Leading artificial intelligence company OpenAI is expected to lose up to $5 billion as a result of serious financial instability.
An analysis by The Information indicates that OpenAI exceeds its rivals in the generative AI sector on operating expenses. According to the estimate, this year’s costs for OpenAI’s inference and training might reach $7 billion, in addition to an additional $1.5 billion for staff. This stands in contrast to Anthropic, another AI player who is anticipated to spend $2.7 billion.
The rising expenses of sustaining OpenAI’s key services, such as ChatGPT, have become a common topic of conversation during the last eighteen months. It will cost roughly $700,000 ($694,444) per day to maintain ChatGPT in operation in 2023.
OpenAI’s revenue is only about $3.5 billion despite these massive expenses, which means that its profit margins are unsustainable and industry spectators are questioning the company’s business strategy. Thanks to a relationship with the computer giant Microsoft, OpenAI has subsidized access to Azure cloud services. Over the past two years, Microsoft has also spent billions in OpenAI; yet, doubts over the company’s long-term sustainability have only grown.
OpenAI’s financial difficulties are a symbol of larger problems facing the AI sector. Concerns over the return on investment (ROI) of generative AI technology are growing among stakeholders. According to a research by software company Ardoq, senior tech executives frequently feel as though they are “finger in the air” while evaluating ROI on such technology. In the first year, just one-third of the organizations claimed to have seen a noticeable return on investment.
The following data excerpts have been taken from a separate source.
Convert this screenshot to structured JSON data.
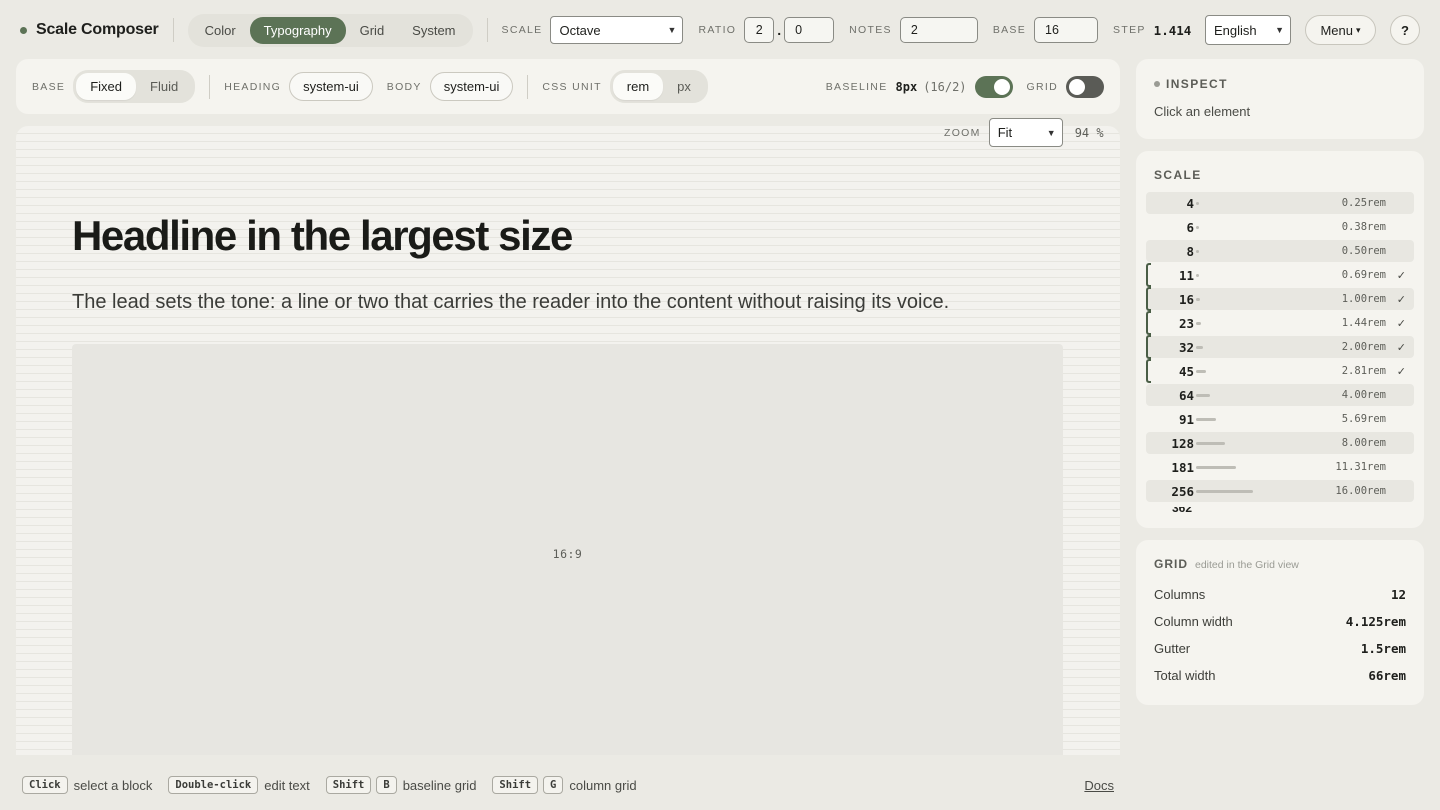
{
  "app": {
    "title": "Scale Composer"
  },
  "nav": {
    "tabs": [
      "Color",
      "Typography",
      "Grid",
      "System"
    ],
    "active": "Typography"
  },
  "controls": {
    "scale_label": "SCALE",
    "scale_value": "Octave",
    "ratio_label": "RATIO",
    "ratio_int": "2",
    "ratio_sep": ".",
    "ratio_frac": "0",
    "notes_label": "NOTES",
    "notes_value": "2",
    "base_label": "BASE",
    "base_value": "16",
    "step_label": "STEP",
    "step_value": "1.414",
    "language": "English",
    "menu": "Menu",
    "menu_caret": "▾",
    "help": "?"
  },
  "toolbar": {
    "base_label": "BASE",
    "base_options": [
      "Fixed",
      "Fluid"
    ],
    "base_active": "Fixed",
    "heading_label": "HEADING",
    "heading_font": "system-ui",
    "body_label": "BODY",
    "body_font": "system-ui",
    "unit_label": "CSS UNIT",
    "unit_options": [
      "rem",
      "px"
    ],
    "unit_active": "rem",
    "baseline_label": "BASELINE",
    "baseline_value": "8px",
    "baseline_detail": "(16/2)",
    "baseline_on": true,
    "grid_label": "GRID",
    "grid_on": false
  },
  "canvas": {
    "zoom_label": "ZOOM",
    "zoom_value": "Fit",
    "zoom_percent": "94 %",
    "headline": "Headline in the largest size",
    "lead": "The lead sets the tone: a line or two that carries the reader into the content without raising its voice.",
    "media_ratio": "16:9"
  },
  "inspect": {
    "title": "INSPECT",
    "hint": "Click an element"
  },
  "scale": {
    "title": "SCALE",
    "steps": [
      {
        "px": "4",
        "rem": "0.25rem",
        "used": false
      },
      {
        "px": "6",
        "rem": "0.38rem",
        "used": false
      },
      {
        "px": "8",
        "rem": "0.50rem",
        "used": false
      },
      {
        "px": "11",
        "rem": "0.69rem",
        "used": true
      },
      {
        "px": "16",
        "rem": "1.00rem",
        "used": true
      },
      {
        "px": "23",
        "rem": "1.44rem",
        "used": true
      },
      {
        "px": "32",
        "rem": "2.00rem",
        "used": true
      },
      {
        "px": "45",
        "rem": "2.81rem",
        "used": true
      },
      {
        "px": "64",
        "rem": "4.00rem",
        "used": false
      },
      {
        "px": "91",
        "rem": "5.69rem",
        "used": false
      },
      {
        "px": "128",
        "rem": "8.00rem",
        "used": false
      },
      {
        "px": "181",
        "rem": "11.31rem",
        "used": false
      },
      {
        "px": "256",
        "rem": "16.00rem",
        "used": false
      }
    ],
    "check_mark": "✓"
  },
  "grid": {
    "title": "GRID",
    "note": "edited in the Grid view",
    "rows": [
      {
        "label": "Columns",
        "value": "12"
      },
      {
        "label": "Column width",
        "value": "4.125rem"
      },
      {
        "label": "Gutter",
        "value": "1.5rem"
      },
      {
        "label": "Total width",
        "value": "66rem"
      }
    ]
  },
  "footer": {
    "hints": [
      {
        "keys": [
          "Click"
        ],
        "text": "select a block"
      },
      {
        "keys": [
          "Double-click"
        ],
        "text": "edit text"
      },
      {
        "keys": [
          "Shift",
          "B"
        ],
        "text": "baseline grid"
      },
      {
        "keys": [
          "Shift",
          "G"
        ],
        "text": "column grid"
      }
    ],
    "docs": "Docs"
  },
  "colors": {
    "accent": "#5c7356",
    "background": "#ebeae4",
    "card": "#f5f4ef"
  }
}
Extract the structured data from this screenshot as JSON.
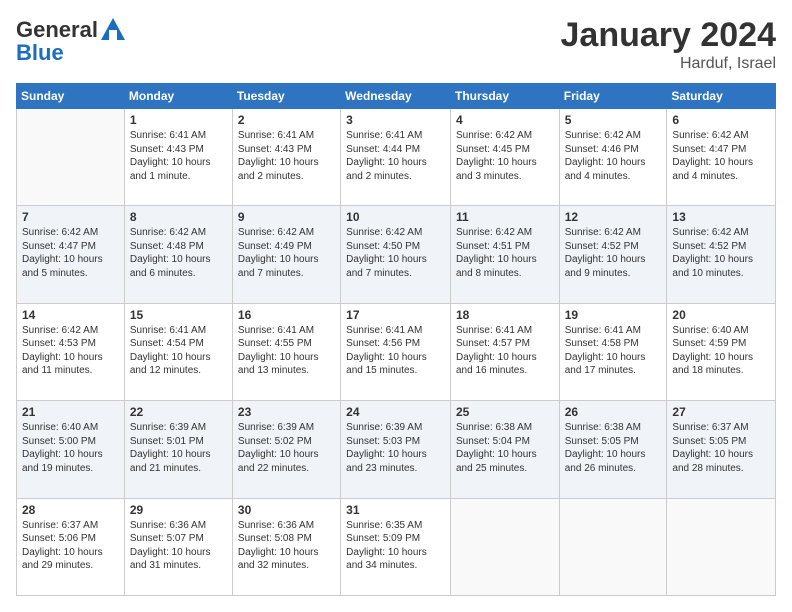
{
  "header": {
    "logo_line1": "General",
    "logo_line2": "Blue",
    "month": "January 2024",
    "location": "Harduf, Israel"
  },
  "weekdays": [
    "Sunday",
    "Monday",
    "Tuesday",
    "Wednesday",
    "Thursday",
    "Friday",
    "Saturday"
  ],
  "weeks": [
    [
      {
        "day": "",
        "info": ""
      },
      {
        "day": "1",
        "info": "Sunrise: 6:41 AM\nSunset: 4:43 PM\nDaylight: 10 hours\nand 1 minute."
      },
      {
        "day": "2",
        "info": "Sunrise: 6:41 AM\nSunset: 4:43 PM\nDaylight: 10 hours\nand 2 minutes."
      },
      {
        "day": "3",
        "info": "Sunrise: 6:41 AM\nSunset: 4:44 PM\nDaylight: 10 hours\nand 2 minutes."
      },
      {
        "day": "4",
        "info": "Sunrise: 6:42 AM\nSunset: 4:45 PM\nDaylight: 10 hours\nand 3 minutes."
      },
      {
        "day": "5",
        "info": "Sunrise: 6:42 AM\nSunset: 4:46 PM\nDaylight: 10 hours\nand 4 minutes."
      },
      {
        "day": "6",
        "info": "Sunrise: 6:42 AM\nSunset: 4:47 PM\nDaylight: 10 hours\nand 4 minutes."
      }
    ],
    [
      {
        "day": "7",
        "info": "Sunrise: 6:42 AM\nSunset: 4:47 PM\nDaylight: 10 hours\nand 5 minutes."
      },
      {
        "day": "8",
        "info": "Sunrise: 6:42 AM\nSunset: 4:48 PM\nDaylight: 10 hours\nand 6 minutes."
      },
      {
        "day": "9",
        "info": "Sunrise: 6:42 AM\nSunset: 4:49 PM\nDaylight: 10 hours\nand 7 minutes."
      },
      {
        "day": "10",
        "info": "Sunrise: 6:42 AM\nSunset: 4:50 PM\nDaylight: 10 hours\nand 7 minutes."
      },
      {
        "day": "11",
        "info": "Sunrise: 6:42 AM\nSunset: 4:51 PM\nDaylight: 10 hours\nand 8 minutes."
      },
      {
        "day": "12",
        "info": "Sunrise: 6:42 AM\nSunset: 4:52 PM\nDaylight: 10 hours\nand 9 minutes."
      },
      {
        "day": "13",
        "info": "Sunrise: 6:42 AM\nSunset: 4:52 PM\nDaylight: 10 hours\nand 10 minutes."
      }
    ],
    [
      {
        "day": "14",
        "info": "Sunrise: 6:42 AM\nSunset: 4:53 PM\nDaylight: 10 hours\nand 11 minutes."
      },
      {
        "day": "15",
        "info": "Sunrise: 6:41 AM\nSunset: 4:54 PM\nDaylight: 10 hours\nand 12 minutes."
      },
      {
        "day": "16",
        "info": "Sunrise: 6:41 AM\nSunset: 4:55 PM\nDaylight: 10 hours\nand 13 minutes."
      },
      {
        "day": "17",
        "info": "Sunrise: 6:41 AM\nSunset: 4:56 PM\nDaylight: 10 hours\nand 15 minutes."
      },
      {
        "day": "18",
        "info": "Sunrise: 6:41 AM\nSunset: 4:57 PM\nDaylight: 10 hours\nand 16 minutes."
      },
      {
        "day": "19",
        "info": "Sunrise: 6:41 AM\nSunset: 4:58 PM\nDaylight: 10 hours\nand 17 minutes."
      },
      {
        "day": "20",
        "info": "Sunrise: 6:40 AM\nSunset: 4:59 PM\nDaylight: 10 hours\nand 18 minutes."
      }
    ],
    [
      {
        "day": "21",
        "info": "Sunrise: 6:40 AM\nSunset: 5:00 PM\nDaylight: 10 hours\nand 19 minutes."
      },
      {
        "day": "22",
        "info": "Sunrise: 6:39 AM\nSunset: 5:01 PM\nDaylight: 10 hours\nand 21 minutes."
      },
      {
        "day": "23",
        "info": "Sunrise: 6:39 AM\nSunset: 5:02 PM\nDaylight: 10 hours\nand 22 minutes."
      },
      {
        "day": "24",
        "info": "Sunrise: 6:39 AM\nSunset: 5:03 PM\nDaylight: 10 hours\nand 23 minutes."
      },
      {
        "day": "25",
        "info": "Sunrise: 6:38 AM\nSunset: 5:04 PM\nDaylight: 10 hours\nand 25 minutes."
      },
      {
        "day": "26",
        "info": "Sunrise: 6:38 AM\nSunset: 5:05 PM\nDaylight: 10 hours\nand 26 minutes."
      },
      {
        "day": "27",
        "info": "Sunrise: 6:37 AM\nSunset: 5:05 PM\nDaylight: 10 hours\nand 28 minutes."
      }
    ],
    [
      {
        "day": "28",
        "info": "Sunrise: 6:37 AM\nSunset: 5:06 PM\nDaylight: 10 hours\nand 29 minutes."
      },
      {
        "day": "29",
        "info": "Sunrise: 6:36 AM\nSunset: 5:07 PM\nDaylight: 10 hours\nand 31 minutes."
      },
      {
        "day": "30",
        "info": "Sunrise: 6:36 AM\nSunset: 5:08 PM\nDaylight: 10 hours\nand 32 minutes."
      },
      {
        "day": "31",
        "info": "Sunrise: 6:35 AM\nSunset: 5:09 PM\nDaylight: 10 hours\nand 34 minutes."
      },
      {
        "day": "",
        "info": ""
      },
      {
        "day": "",
        "info": ""
      },
      {
        "day": "",
        "info": ""
      }
    ]
  ]
}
The CEO of Omnilndex, Simon Bain, noted that IT executives are beginning to realize that AI’s “jack of all trades approach has failed.” “Although the eye-catching demonstrations and captivating chat initially garnered attention and free users, they haven’t offered many (if any) actual business solutions,” Bain remarked. “People have therefore seen no need to pay for it.”
The difficulty in deriving value from generative AI for enterprise users, coupled with mounting costs, has led to increasing caution. Dom Couldwell, Head of Field Engineering at DataStax, noted the challenges in transitioning AI projects from concept to production, emphasizing the “hard work” involved.
“Until people … actually get to production and the business side actually sees the value, we’re going to have this gap, and no one knows quite how long that gap’s going to last,” he said.
These thoughts were mirrored by Mark Rodseth, VP for technology, EMEA at CI&T, who emphasized the constant requirement to prove AI’s worth. “Because AI is still in its early stages, proving ROI can be challenging – both to external and internal stakeholders. But this doesn’t mean companies should stop embracing AI,” he noted.